Kurul Dosyayı Nasıl Değerlendirdi?
Ekonomi Bakanlığı’nca, 2011/6 sayılı Tebliğ‘de[1] yapılan değişiklik ile atık kağıt ihraç etmek isteyen teşebbüslere ihracat yapabilmesi için gerekli atık kağıda ihtiyacı bulunmadığı şeklindeki onay belgesinin, atık kağıt geri dönüşümü alanında faaliyette bulunan teşebbüsler tarafından verilmesi kuralı getirilmiştir. Şunu öncelikle belirtelim ki, atık kağıt geri dönüşümü pazarında faaliyet gösteren teşebbüslerin en önemli hammadde kaynağı atık kağıt ihracatı işinde faaliyette bulunan teşebbüslerin ihraca konu malzemeleridir. Bu nedenle, atık kağıt ihracatı hammadde yönünden kendilerini yakından ilgilendirmektedir. İhracat belgesi verme hakkının bu tür menfaat ilişkisi içerisinde bulunan teşebbüslere verilmesi adaletsiz ve rekabeti bozucu niteliktedir. Rekabet Kurulu kararında, Soruşturma Heyeti, raporunda bu durum hakkında “Ekonomi Bakanlığı’na atık kağıt ihracatının kayda alınmasına ilişkin uygulama esaslarının mevcut halinin, atık kağıt sektöründeki rekabetçi yapıyı bozmayacak şekilde değiştirilmesi yönünde görüş gönderilmesi gerektiği” ifade edilmiştir.
Rekabet Kurulu kararına konu süreç, Selüloz ve Kağıt Sanayii Vakfı’nın (“SKSV”) üyesi olan bazı atık kağıt geri dönüşümü alanında faaliyet gösteren teşebbüslerin küçük kağıt geri dönüşüm firmalarına atık kağıt ihtiyacının bulunmadığına dair onay yazısı verilmemesi yönünde birlikte hareket ettikleri ve bu yolla atık kağıt ihracatını engelledikleri iddia edilen başvuru ile başlamıştır. Açılan önaraştırma daha sonra soruşturmaya dönüşmüş ve Rekabet Kurulu, soruşturma sırasında elde edilen tüm belge ve bilgilere göre, soruşturma taraflarının atık kağıt ihraç edilmesinin engellenmesi veya ihraç edilecek atık kağıt miktarının kısıtlanması için birlikte hareket etme yönünde iradelerinin bulunduğu ve bu doğrultuda ihracat yapabilmek için Toplama ve Ayrıştırma Tesislerinden (“TAT”) gelen taleplere ne şekilde cevap vererek ihracatı engelleyebilecekleri yönünde iletişim halinde bulundukları, böylece birlikte hareket ederek Rekabet Kanunu’nun 4. maddesini ihlal ettiklerine oybirliği ile karar vermiştir.
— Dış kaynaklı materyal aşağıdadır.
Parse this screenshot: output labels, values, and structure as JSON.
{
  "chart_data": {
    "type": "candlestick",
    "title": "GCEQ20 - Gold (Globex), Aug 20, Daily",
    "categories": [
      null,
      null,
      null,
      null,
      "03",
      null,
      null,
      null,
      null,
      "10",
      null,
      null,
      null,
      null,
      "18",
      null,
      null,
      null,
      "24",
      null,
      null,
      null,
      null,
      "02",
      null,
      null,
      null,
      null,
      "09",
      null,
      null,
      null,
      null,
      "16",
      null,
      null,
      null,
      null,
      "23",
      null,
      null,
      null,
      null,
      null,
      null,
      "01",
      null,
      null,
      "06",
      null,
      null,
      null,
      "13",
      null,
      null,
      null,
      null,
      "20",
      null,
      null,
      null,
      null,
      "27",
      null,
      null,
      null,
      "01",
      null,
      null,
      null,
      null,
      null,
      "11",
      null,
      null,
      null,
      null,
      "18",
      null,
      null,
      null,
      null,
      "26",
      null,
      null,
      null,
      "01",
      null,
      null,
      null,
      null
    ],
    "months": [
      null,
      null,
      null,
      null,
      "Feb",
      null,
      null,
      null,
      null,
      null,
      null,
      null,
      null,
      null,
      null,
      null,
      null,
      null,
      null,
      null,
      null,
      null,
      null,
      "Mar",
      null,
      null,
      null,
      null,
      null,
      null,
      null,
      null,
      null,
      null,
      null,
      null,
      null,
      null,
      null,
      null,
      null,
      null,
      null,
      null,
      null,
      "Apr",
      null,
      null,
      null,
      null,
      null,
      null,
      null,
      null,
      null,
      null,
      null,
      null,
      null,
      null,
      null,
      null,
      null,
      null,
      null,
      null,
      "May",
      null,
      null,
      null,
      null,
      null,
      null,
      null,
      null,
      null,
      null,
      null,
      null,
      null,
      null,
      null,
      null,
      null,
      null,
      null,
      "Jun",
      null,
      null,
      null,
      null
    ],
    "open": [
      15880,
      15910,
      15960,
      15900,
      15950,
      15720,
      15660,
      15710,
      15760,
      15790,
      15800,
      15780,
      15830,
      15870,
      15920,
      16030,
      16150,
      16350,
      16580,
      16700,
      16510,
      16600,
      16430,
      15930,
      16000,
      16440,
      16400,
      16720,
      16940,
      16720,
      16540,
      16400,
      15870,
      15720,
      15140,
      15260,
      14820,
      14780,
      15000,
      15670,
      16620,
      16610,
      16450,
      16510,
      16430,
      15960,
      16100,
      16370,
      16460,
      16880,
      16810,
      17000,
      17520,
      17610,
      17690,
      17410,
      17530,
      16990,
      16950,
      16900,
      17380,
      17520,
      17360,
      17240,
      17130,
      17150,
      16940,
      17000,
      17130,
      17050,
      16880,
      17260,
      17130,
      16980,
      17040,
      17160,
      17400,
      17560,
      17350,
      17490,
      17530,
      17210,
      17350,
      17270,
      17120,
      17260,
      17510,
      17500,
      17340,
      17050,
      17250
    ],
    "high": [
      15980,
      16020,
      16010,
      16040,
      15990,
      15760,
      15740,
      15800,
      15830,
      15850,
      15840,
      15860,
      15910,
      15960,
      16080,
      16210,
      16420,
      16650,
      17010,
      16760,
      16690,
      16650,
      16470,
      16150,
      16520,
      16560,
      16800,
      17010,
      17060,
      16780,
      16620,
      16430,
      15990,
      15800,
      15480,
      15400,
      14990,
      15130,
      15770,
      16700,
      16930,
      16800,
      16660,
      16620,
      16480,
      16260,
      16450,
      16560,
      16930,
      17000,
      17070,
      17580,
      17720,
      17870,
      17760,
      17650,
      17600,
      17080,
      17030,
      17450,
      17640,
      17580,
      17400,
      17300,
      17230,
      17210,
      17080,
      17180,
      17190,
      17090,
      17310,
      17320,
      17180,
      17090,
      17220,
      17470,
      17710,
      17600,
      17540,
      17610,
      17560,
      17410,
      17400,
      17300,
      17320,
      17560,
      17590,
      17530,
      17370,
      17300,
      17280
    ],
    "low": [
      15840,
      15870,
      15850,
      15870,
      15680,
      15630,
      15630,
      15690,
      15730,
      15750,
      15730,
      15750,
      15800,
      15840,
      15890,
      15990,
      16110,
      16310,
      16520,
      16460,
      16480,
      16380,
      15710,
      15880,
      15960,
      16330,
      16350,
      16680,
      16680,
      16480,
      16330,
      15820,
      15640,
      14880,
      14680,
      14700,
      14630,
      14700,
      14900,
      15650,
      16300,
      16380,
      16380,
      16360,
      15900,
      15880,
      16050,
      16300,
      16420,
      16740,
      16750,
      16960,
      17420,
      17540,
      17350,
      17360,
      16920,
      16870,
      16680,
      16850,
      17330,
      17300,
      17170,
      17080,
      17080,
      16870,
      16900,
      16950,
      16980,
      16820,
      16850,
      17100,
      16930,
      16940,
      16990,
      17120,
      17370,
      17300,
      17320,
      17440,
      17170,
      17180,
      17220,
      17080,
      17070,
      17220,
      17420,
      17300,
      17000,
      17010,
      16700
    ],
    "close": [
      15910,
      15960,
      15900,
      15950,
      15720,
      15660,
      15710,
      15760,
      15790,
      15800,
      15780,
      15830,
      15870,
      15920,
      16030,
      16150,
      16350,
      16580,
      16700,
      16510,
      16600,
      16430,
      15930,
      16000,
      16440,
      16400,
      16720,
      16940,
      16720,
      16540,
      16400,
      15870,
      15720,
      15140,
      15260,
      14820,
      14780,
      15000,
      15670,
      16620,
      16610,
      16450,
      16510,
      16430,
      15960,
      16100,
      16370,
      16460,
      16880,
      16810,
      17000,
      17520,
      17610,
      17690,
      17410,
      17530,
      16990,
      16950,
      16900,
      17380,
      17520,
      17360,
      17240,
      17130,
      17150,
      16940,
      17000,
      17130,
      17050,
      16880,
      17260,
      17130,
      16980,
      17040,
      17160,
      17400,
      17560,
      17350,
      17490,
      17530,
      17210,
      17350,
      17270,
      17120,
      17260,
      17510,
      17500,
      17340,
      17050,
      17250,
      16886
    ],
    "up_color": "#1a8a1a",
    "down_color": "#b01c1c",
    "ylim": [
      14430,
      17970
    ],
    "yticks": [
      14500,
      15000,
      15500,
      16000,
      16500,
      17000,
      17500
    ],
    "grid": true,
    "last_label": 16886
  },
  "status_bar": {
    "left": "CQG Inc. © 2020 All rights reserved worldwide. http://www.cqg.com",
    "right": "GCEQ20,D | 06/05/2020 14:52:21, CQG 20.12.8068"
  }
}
Ancak bu yazınının yazarının da katıldığı ve karşı oy kullandığı Kurul kararında, Kurul bu anlaşmayı muafiyet incelemesine tabi tutmuş, soruşturma tarafı teşebbüslerin atık kağıt ihracı için gerekli olan yazının verilmesi konusunda birlikte hareket etmelerinin ekonomik fayda yaratabilecek nitelikte olduğu, kağıt sektörünün en önemli hammaddesi olan atık kağıdın, birlikte hareket etme sonucunda devamlı temini ve arzında süreklilik sağlanacağı, bu yolla da hammadde sıkıntısı çekilmeyeceğine işaret etmiştir. Bunun sonucu olarak üretim maliyetlerinin artmaması ve maliyet avantajının tüketicilere yansıtılması ile tüketicilerin fayda sağlayacağı belirtilmiştir. Öte yandan, anlaşmanın sadece ihracata yönelik olması ve ihracatın kağıt pazarı içinde oranının düşük olması karşısında pazarın önemli bir kısmında rekabetin kısıtlanmadığı tespiti yapılmıştır. Yine anlaşmanın kısa bir süre sürdürülmüş olmasının da rekabetin gereğinden fazla kısıtlanmadığına, işaret ettiği gerekçeleriyle anlaşmanın belirlenecek objektif kriterler çerçevesinde Rekabet Kanunu’nun 5. maddesi çerçevesinde objektif kriterler belirlenmesi kaydıyla 2011/6 sayılı Tebliğ’in uygulanmaya başlandığı Haziran 2011 tarihinden itibaren 3 (üç) yıl süreyle bireysel muafiyet tanınması, bahse konu objektif kriterlerin belirlenmesi konusunda Başkanlığın görevlendirilmesine oyçokluğuyla karar vermiştir[2].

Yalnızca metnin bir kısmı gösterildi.